Say you want to know the \(Pr (\hat{P} < .35)\) and \(\hat{P} \sim \mathcal{N}(.4,.07)\)

pnorm(.35, mean = .4, sd = .07 )
## [1] 0.2375253

Here is the syntax you can use to check if a “Backward” calcuation is corect.

Say you know the probability to the left of \(\hat{p}\) = .04 and you want to know what the appropriate \(\hat{p}\) is. You also know that \(\hat{P} \sim \mathcal{N}(.4,.07)\)
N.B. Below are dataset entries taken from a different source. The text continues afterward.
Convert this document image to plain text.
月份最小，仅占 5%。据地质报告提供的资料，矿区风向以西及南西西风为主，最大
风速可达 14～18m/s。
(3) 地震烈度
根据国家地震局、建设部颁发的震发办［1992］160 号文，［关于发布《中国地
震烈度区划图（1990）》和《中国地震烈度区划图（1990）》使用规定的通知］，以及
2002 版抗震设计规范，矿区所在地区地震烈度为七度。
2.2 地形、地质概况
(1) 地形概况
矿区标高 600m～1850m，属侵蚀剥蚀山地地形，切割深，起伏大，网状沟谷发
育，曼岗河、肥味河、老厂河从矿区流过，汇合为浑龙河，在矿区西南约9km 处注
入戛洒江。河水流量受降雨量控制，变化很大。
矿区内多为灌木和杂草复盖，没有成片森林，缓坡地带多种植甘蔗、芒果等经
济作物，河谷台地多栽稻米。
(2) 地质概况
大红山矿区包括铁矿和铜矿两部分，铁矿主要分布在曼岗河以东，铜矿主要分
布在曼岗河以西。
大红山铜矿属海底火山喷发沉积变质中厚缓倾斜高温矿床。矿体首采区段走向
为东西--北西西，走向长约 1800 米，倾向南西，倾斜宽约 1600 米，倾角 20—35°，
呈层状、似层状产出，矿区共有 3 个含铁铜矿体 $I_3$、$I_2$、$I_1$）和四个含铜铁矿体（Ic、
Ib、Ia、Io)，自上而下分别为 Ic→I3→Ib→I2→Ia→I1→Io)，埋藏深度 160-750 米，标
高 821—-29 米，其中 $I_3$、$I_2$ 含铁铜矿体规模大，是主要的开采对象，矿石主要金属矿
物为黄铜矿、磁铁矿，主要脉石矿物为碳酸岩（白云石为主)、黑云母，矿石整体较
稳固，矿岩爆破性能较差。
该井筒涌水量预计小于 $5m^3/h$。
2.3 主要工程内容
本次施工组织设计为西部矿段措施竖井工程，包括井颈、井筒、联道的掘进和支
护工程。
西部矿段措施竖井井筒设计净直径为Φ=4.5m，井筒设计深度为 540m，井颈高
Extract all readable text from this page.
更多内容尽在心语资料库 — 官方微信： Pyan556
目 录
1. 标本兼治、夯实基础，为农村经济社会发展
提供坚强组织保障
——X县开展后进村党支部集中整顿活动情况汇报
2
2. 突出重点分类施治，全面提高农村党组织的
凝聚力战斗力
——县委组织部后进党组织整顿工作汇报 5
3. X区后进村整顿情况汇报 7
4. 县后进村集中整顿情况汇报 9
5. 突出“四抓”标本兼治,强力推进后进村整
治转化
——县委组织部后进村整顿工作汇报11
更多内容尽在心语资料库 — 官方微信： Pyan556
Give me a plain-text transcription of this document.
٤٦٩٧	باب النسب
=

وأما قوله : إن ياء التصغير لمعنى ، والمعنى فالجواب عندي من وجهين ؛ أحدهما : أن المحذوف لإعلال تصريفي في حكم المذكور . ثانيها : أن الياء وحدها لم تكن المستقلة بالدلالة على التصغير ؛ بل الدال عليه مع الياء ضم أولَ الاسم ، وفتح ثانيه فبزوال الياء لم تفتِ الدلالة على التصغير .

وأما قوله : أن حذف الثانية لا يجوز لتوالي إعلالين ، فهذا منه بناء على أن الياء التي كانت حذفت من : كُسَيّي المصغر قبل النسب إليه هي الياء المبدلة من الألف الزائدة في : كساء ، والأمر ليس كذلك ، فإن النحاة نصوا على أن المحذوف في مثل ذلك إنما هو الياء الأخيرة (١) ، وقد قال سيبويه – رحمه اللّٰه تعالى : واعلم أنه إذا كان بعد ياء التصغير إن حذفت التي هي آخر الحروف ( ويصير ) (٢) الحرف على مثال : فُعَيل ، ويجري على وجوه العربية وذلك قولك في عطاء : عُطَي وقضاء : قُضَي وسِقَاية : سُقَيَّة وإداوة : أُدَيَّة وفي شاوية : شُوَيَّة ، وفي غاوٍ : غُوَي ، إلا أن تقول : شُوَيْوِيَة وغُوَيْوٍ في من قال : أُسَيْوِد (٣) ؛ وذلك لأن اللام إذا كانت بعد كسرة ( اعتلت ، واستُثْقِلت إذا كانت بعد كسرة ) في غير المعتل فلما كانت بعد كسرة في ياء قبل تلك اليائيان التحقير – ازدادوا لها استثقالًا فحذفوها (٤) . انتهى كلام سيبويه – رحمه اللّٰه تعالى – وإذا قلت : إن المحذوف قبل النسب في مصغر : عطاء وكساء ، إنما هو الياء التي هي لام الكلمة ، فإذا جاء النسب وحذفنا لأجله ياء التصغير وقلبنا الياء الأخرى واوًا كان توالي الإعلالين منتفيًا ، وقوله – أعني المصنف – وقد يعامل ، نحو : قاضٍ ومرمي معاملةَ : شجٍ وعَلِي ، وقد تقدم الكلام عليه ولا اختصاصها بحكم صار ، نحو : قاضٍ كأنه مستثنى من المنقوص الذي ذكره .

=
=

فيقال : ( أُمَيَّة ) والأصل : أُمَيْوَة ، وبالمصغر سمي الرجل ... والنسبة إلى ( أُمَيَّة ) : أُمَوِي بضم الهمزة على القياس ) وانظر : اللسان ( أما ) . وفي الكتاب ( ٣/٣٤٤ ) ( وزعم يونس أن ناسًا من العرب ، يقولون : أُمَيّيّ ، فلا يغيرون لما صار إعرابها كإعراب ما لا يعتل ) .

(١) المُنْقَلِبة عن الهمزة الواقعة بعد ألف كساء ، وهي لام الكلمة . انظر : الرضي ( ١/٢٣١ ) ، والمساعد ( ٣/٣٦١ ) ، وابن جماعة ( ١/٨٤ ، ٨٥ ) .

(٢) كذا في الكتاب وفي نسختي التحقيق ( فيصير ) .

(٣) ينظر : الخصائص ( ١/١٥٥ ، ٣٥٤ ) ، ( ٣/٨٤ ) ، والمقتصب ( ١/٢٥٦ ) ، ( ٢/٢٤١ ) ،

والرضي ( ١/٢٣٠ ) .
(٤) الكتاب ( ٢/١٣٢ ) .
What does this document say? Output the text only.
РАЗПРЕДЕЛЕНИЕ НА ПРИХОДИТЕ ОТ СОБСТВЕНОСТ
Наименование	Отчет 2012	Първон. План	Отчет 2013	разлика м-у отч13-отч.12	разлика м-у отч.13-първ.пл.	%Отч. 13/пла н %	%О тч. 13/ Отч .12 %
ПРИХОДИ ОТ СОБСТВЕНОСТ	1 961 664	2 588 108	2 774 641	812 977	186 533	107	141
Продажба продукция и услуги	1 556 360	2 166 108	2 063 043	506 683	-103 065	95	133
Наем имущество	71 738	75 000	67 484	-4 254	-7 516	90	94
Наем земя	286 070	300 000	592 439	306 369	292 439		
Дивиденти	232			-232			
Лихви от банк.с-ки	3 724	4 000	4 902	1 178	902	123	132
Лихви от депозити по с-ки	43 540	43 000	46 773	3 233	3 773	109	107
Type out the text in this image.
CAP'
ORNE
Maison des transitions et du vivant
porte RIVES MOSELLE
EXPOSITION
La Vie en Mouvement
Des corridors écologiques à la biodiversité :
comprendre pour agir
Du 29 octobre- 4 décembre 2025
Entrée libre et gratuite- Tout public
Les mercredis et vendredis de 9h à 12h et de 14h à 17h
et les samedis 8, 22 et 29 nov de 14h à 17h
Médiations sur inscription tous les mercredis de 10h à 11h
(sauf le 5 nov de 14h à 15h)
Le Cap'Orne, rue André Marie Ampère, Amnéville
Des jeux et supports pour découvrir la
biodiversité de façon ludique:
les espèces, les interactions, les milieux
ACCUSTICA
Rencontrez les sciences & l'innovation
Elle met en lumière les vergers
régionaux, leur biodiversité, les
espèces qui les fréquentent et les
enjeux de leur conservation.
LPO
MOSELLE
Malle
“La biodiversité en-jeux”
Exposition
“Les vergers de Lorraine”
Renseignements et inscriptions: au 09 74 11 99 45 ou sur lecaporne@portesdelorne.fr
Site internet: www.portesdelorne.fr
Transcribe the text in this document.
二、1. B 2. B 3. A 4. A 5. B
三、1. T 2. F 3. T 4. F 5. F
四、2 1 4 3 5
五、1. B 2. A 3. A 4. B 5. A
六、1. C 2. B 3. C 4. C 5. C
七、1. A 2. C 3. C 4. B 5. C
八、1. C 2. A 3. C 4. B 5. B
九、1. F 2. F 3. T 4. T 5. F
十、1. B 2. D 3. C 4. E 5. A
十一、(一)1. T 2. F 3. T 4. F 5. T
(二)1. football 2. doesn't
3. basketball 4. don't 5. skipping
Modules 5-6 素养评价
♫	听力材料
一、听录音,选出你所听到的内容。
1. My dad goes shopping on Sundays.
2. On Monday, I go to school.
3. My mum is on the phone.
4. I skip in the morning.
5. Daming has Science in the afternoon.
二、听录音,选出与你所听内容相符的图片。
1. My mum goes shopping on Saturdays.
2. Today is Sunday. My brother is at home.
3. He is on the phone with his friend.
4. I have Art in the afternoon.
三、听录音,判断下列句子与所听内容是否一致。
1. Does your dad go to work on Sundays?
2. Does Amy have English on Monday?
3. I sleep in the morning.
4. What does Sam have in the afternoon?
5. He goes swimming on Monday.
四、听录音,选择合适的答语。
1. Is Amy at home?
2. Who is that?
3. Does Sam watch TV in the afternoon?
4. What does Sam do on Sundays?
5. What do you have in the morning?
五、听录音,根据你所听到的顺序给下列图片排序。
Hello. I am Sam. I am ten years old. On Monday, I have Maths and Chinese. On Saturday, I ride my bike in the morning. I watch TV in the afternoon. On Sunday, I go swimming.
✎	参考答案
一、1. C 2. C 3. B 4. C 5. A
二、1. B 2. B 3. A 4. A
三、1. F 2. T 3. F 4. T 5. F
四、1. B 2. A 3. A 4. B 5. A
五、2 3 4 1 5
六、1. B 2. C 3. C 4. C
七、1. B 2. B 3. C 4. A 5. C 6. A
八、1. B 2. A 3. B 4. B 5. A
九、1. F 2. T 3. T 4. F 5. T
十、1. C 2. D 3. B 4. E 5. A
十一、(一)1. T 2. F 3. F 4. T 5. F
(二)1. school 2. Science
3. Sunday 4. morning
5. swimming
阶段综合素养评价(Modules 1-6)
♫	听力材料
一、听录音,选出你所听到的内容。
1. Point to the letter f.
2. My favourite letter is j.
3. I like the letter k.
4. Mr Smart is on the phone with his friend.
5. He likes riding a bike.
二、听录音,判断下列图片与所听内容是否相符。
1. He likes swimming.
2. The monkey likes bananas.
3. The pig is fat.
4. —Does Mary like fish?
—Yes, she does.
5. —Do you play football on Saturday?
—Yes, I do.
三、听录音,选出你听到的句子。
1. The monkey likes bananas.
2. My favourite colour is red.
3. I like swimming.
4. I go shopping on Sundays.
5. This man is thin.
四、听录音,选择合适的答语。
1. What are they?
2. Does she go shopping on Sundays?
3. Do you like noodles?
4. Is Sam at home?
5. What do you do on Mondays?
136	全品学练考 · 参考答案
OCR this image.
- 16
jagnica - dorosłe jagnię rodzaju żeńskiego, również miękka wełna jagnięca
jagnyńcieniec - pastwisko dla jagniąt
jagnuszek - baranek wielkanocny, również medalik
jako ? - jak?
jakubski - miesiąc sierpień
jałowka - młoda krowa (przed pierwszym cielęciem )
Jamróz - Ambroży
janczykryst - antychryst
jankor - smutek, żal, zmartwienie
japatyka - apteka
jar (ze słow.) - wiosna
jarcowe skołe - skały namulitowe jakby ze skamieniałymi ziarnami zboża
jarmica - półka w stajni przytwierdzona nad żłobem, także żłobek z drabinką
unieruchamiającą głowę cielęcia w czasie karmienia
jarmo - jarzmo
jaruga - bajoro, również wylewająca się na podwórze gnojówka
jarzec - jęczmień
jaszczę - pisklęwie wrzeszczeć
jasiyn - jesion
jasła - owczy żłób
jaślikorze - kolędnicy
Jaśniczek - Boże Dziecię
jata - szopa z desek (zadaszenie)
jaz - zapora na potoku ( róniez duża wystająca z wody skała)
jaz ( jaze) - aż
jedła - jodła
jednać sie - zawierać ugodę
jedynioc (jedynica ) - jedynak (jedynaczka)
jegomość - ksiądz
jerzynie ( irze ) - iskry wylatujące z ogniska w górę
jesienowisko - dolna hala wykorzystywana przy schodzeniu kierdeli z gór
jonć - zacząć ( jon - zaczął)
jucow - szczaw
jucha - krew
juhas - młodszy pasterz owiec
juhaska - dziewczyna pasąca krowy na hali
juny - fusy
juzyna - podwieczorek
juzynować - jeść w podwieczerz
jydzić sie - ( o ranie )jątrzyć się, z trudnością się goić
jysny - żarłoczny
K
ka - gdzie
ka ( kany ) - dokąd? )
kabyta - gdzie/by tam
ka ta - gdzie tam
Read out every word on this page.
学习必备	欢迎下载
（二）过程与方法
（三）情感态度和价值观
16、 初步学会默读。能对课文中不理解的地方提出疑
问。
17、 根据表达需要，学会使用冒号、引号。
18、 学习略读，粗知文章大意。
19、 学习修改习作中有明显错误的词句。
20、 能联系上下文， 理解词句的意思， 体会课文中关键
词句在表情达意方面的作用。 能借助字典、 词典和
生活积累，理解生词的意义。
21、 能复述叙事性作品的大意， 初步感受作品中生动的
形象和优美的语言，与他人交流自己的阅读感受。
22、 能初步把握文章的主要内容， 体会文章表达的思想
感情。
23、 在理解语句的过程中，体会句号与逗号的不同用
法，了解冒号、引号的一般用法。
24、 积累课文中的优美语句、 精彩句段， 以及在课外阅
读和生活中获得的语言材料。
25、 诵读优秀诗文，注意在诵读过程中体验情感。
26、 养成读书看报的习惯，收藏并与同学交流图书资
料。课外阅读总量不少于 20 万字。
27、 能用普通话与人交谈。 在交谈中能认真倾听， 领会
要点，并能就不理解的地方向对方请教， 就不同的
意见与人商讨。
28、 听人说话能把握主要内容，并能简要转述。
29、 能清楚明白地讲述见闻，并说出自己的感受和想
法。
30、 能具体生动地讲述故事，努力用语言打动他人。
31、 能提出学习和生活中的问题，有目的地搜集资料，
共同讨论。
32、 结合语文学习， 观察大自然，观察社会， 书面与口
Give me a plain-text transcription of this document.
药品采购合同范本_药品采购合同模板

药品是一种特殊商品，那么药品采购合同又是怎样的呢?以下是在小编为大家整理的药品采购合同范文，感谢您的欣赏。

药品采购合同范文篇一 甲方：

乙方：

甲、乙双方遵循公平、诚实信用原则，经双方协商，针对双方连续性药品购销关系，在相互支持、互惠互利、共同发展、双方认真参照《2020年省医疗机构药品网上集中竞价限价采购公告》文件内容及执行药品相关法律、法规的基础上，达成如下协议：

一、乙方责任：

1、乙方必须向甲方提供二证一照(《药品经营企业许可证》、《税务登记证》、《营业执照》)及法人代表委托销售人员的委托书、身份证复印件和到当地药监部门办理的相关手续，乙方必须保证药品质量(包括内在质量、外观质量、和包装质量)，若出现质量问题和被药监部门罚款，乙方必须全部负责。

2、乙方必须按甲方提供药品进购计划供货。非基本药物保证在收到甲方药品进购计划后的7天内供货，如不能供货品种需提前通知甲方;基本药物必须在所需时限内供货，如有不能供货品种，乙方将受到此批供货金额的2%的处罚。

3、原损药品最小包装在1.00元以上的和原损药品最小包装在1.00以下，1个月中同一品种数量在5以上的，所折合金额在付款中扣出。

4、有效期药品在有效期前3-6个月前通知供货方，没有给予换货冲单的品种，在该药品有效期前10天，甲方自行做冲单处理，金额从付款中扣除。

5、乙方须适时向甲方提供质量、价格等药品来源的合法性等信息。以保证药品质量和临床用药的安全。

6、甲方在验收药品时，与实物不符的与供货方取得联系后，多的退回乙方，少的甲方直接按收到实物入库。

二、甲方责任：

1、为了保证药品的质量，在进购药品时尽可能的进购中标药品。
qnorm(.05, mean = 12, sd = 4)
## [1] 5.420585

Section 8.2

11.

  1. Sample of n=75 is less than 5% of population, and np(1-p) is 12, so the sampling distribution is normal.
  2. z = .84-.8/(.0462) = .87; convert to normal probability = .8078; probability = 0.1922
  3. z = .68-.8/(.0462) = -2.59; convert to normal probability = .0048

12.

  1. Sample of n=200 is less than 5% of population, and np(1-p) is greater than 10 (45.5), so the sampling distribution is normal.
  2. z = .68-.65/(.0337) = .89; convert to normal probability = .8133; probability = 0.1867
  3. z = .59-.65/(.0337) = -1.78; convert to normal probability = .0375

13.

  1. Sample of n=1000 is less than 5% of population, and np(1-p) is greater than 10 (227.5), so the sampling distribution is normal.
  2. z = .39-.35/(.0151) = 2.64; convert to normal probability = .9959; probability = 0.0041
  3. z = .32-.35/(.0151) = -1.99; convert to normal probability = .0233

14.

  1. Sample of n=1460 is less than 5% of population, and np(1-p) is greater than 10 (355.7), so the sampling distribution is normal.
  2. z = .45-.42/(.0129) = 2.33; convert to normal probability = .9901; probability = 0.0099
  3. z = .4-.42/(.0129) = -1.55; convert to normal probability = .0606

15.

  1. Given an estimate of 300 million Americans, a random sample of 200 fits the first parameter that it be less than 5% of the population. The second parameter, that np(1-p) is greater than 10, is also met - it is 49.82. Therefore, the sampling distribution is normal given N of 300 million and p of 0.47.
  2. z = .5-.47/(.0353) = .85; convert to normal probability = .8023; probability = 0.1977
  3. z = .4-.47/(.0353) = -1.98; convert to normal probability = .0239 - Yes, this would be unusua1 as it would occur only about 2 out every 100 times.

16.

  1. Given an estimate of 300 million Americans, a random sample of 100 fits the first parameter that it be less than 5% of the population. The second parameter, that np(1-p) is greater than 10, is also met - it is 14.76. Therefore, the sampling distribution is normal given N of 300 million and p of 0.82.
  2. z = .85-.82/(.0384) = .78; convert to normal probability = .7823; probability = 0.2177
  3. z = .75-.82/(.0384) = -1.82; convert to normal probability = .0344 - Yes, this would be unusua1 as it would occur only about 3.5 out every 100 times.

17.

  1. Given an estimate of 300 million Americans, a random sample of 500 fits the first parameter that it be less than 5% of the population. The second parameter, that np(1-p) is greater than 10, is also met - it is 118.95. Therefore, the sampling distribution is normal given N of 300 million and p of 0.39.
  2. z = .38-.39/(.0218) = -.46; convert to normal probability = .3228
  3. z = .45-.39/(.0218) = 2.75; convert to normal probability = .9970; z = .4-.39/(.0218) = .46; convert to normal probability = .6772; .9970-.6772 = .3198
  4. z = .42-.39/(.0218) = 1.38; convert to normal probability = .9162; probability = .0838; Yes, this would be unusual as it would occur only about 8 out of every 100 times. *I see the book says this is not unusual - how do you know?